Nigeria’s huge shortfall in housing and massive state spending on infrastructure is causing robust growth in this sector.
Although the construction industry is a relatively small player in terms of Nigeria's gross domestic product, it is a very active sector that is sure to also benefit from double-digit growth in the tourism, retail and manufacturing sectors.
Four factors are contributing to an unprecedented boom in the construction and property sectors: massive demand for buildings across all sectors of the economy; the focus on infrastructural development by state and federal governments; the adoption of privatisation and commercialisation as instruments of federal government policy; and the tightening of regulations relating to how business is done in Nigeria.
Strong steps to stamp out corruption, previously rife in the construction industry, have already been undertaken. Stricter building and land-use development rules have helped to boost investor confidence.
Other constraints in the construction sector include a shortage of skilled manual labour, the relatively high cost of hiring staff at managerial level, the shortage of building materials like cement and the unstable political situation in the Niger Delta region.
Despite these inhibiting factors, there has been decent growth in the sector with some projections anticipating average expansion by 15% to 17% by 2012. Although this would make the construction industry worth more than $60 billion, it would still barely register in terms of its overall contribution to Nigeria's GDP.
Nigeria has a housing-stock shortage of approximately 16 million units. Only 10% of the population are homeowners and millions of citizens live in substandard accommodation with little access to basic services.
Acquiring land in Nigeria can be a complicated exercise, with unscrupulous 'developers' not averse to 'selling' land that is in fact state land already earmarked for a highway. The crucial Certificate of Occupancy was previously difficult to obtain, with state governors playing a big role in disbursement. Potential investors had to wait for long periods to have it issued.
But with the recent reforms in the sector, the document, now with unique security features, can be issued in as little as two weeks. The Kwara State government has also successfully installed a computerised land record system with survey digital equipment through the Kwara Geographic Information System (KWAGIS). This has made the documentation process very efficient and accurate. The reforms have been replicated in States across the country, effectively capturing and storing comprehensive information on all land transactions.

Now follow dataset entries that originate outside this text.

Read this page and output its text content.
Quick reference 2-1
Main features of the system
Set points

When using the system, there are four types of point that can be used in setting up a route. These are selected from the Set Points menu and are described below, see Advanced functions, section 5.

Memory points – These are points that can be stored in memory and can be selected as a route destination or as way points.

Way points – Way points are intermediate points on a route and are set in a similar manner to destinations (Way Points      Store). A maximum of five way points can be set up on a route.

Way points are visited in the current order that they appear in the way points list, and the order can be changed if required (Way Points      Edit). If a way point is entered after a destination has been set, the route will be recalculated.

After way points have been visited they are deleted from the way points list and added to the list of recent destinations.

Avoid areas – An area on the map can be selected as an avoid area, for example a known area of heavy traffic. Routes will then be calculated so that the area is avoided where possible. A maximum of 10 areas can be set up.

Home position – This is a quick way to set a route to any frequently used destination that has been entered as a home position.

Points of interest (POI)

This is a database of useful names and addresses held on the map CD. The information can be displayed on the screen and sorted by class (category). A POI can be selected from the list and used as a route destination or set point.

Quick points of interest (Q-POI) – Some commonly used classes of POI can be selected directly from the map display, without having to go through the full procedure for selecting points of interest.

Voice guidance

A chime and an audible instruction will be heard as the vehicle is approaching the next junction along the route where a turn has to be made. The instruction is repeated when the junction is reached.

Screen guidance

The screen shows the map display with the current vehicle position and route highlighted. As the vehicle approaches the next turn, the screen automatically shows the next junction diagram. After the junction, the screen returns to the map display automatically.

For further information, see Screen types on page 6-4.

These enabling measures have greatly encouraged private developers to partner with the Kwara State administration in property development. As part of efforts to further stimulate investment, an embargo on the issuance of Certificate of Temporary Occupancy has been lifted.
The housing shortage has created a rental market that beggars belief. Tenants can pay up to five years rental in advance to secure an apartment. In upmarket areas, like Victoria Island in Lagos, annual rental for a three-bedroomed apartment can run up to $500 000.
For people in poorer communities, state-led housing projects represent their best chance through the revitalised Federal Housing Authority. In 2008, the Federal Mortgage Bank released $521 million for estate development, where the price to the customer may not exceed $43 000.
The government of Kwara State is attaching particular importance to public-private partnerships, and is actively looking for private investors to partner with, especially in the area of housing delivery. The administration realises that government lacks expertise when it comes to business and therefore wants to tap the private sector's skills and experience.
Several private companies have commenced work providing housing in public-private partnerships. These companies include International Business Bureau (Royal Valley Estate, Kulende), Delnot (Harmony Estate, Akeerebiata), TY Bamidele (Amoyo) and Greenaco (Airport Road).
Available investment opportunities in the State include the provision of housing in the new Government Residential Area located at Budo Osho in the state capital Ilorin.
In Nigeria's commercial property there is likewise a shortage, and when good-quality properties are developed (for a warehousing or retail operations), 100% occupancy rates are routinely achieved well before the completion of the building.
The federal government's ambitious economic goals will continue to bolster this sector. Investment has historically been state-led and, with vast plans to transform the infrastructural landscape, this is likely to remain the case. However, private investments in retail, manufacturing and tourism have also stimulated the construction industry.
Although there are hundreds of construction companies in Nigeria, few have the capacity to cope with really large projects. State governments have been active in the construction sector: CAT Construction won a $497 million contract to build a stadium for Ebonyi while HALCON Nigeria built the accompanying road network and parking facilities.
The latest 10-year forecast from Global Construction Perspectives and Oxford Economics says growth in Nigeria’s construction industry would be the fastest in emerging markets. The sector has gained new impetus from the expansion of cement companies, as they up capacity to cope with the country’s critical infrastructure and housing needs.
According to the forecast, infrastructure will help drive growth as emerging countries upgrade their transport systems, utilities and buildings.